The prerequisite for this agile and quantitative approach is the ability to implement adjustments quickly and largely without the involvement of IT resources. Therefore, the decisioning technology used must enable employees without programming skills to configure rules and communication content independently.

3: AI and operations research unleash additional effectiveness

Which credit offers or limits a customer receives, which marketing initiatives are promising for a target group or how intensively receivables management approaches customers – the decision strategies that guide these actions are generally developed based on business experience. Analytics are frequently used to segment the portfolio — but analytical methods are often underleveraged when assigning decisions, measures or prices to these segments. This leads to considerable opportunity costs. 

I expect that methods from operations research will be increasingly used in the development of price strategies, but also when developing targeted operational processes  – which in some industries, such as manufacturing, has been common practice for decades. With mathematical decision optimization, the dependencies between turnover, profitability and risk goals, for example, can be understood quantitatively, so that decision strategies can strike the optimal balance between competing goals. Not using these methods is expensive: I estimate that insufficient use of mathematical methods in the development of pricing strategies causes European banks to miss out on annual profits between 500 million and 1 billion Euro from instalment loans alone.

4: AI requires effort

Machine learning and artificial intelligence are surrounded by an aura of effortlessness: Problems solve themselves. This assessment is inaccurate. 

Many underestimate that the introduction of AI requires good preparation and regular monitoring and readjustment. This starts with the selection of the appropriate method: not every algorithm is suitable for every problem. And a model is only as good as the underlying data. Accordingly, careful data preparation and cleaning is essential. 

5: AI must be explainable

Automated decisions using AI are highly scalable. This carries the risk that errors and undesirable bias replicate in an automated fashion. Decision logic that represents a black box therefore harbours incalculable risks. It is essential to understand how models work, and you must be able to see and explain which data characteristics dominate a decision — both on a global level and for an individual decision.  This is driving the increasing focus by businesses and regulators on explainable AI.
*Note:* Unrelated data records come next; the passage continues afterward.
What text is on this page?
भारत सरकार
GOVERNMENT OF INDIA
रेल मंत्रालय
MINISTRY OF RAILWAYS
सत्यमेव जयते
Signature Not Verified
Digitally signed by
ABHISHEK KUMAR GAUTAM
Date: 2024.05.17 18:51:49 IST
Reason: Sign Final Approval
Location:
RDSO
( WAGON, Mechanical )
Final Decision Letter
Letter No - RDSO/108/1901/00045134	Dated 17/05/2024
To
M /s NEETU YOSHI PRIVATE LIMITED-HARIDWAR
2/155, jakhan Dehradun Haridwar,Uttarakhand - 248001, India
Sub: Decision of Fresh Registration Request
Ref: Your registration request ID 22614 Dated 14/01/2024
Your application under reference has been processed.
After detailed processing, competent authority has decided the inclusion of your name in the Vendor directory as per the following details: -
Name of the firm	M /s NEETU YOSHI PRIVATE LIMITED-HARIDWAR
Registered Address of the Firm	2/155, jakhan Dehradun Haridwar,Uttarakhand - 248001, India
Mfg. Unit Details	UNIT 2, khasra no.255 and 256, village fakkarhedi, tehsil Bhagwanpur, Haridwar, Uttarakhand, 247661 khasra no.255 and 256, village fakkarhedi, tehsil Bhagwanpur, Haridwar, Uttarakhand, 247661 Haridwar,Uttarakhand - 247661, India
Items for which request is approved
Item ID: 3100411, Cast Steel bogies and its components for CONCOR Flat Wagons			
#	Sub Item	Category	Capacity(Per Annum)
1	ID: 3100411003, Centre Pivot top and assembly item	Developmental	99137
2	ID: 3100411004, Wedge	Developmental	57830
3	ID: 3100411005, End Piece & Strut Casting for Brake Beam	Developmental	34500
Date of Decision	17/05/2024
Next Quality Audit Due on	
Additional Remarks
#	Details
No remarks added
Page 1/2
Artificial intelligence and digitalisation promise to significantly improve the cost structure in retail banking. As with all automation projects, however, it is important to use these tools carefully. But even intelligent technologies cannot magically fix mediocre processes. Therefore, it is worth focusing on the decisions and processes that deliver the greatest value to your organisation. When you do this, AI moves beyond being just another buzzword, and opens up new potential in retail banking.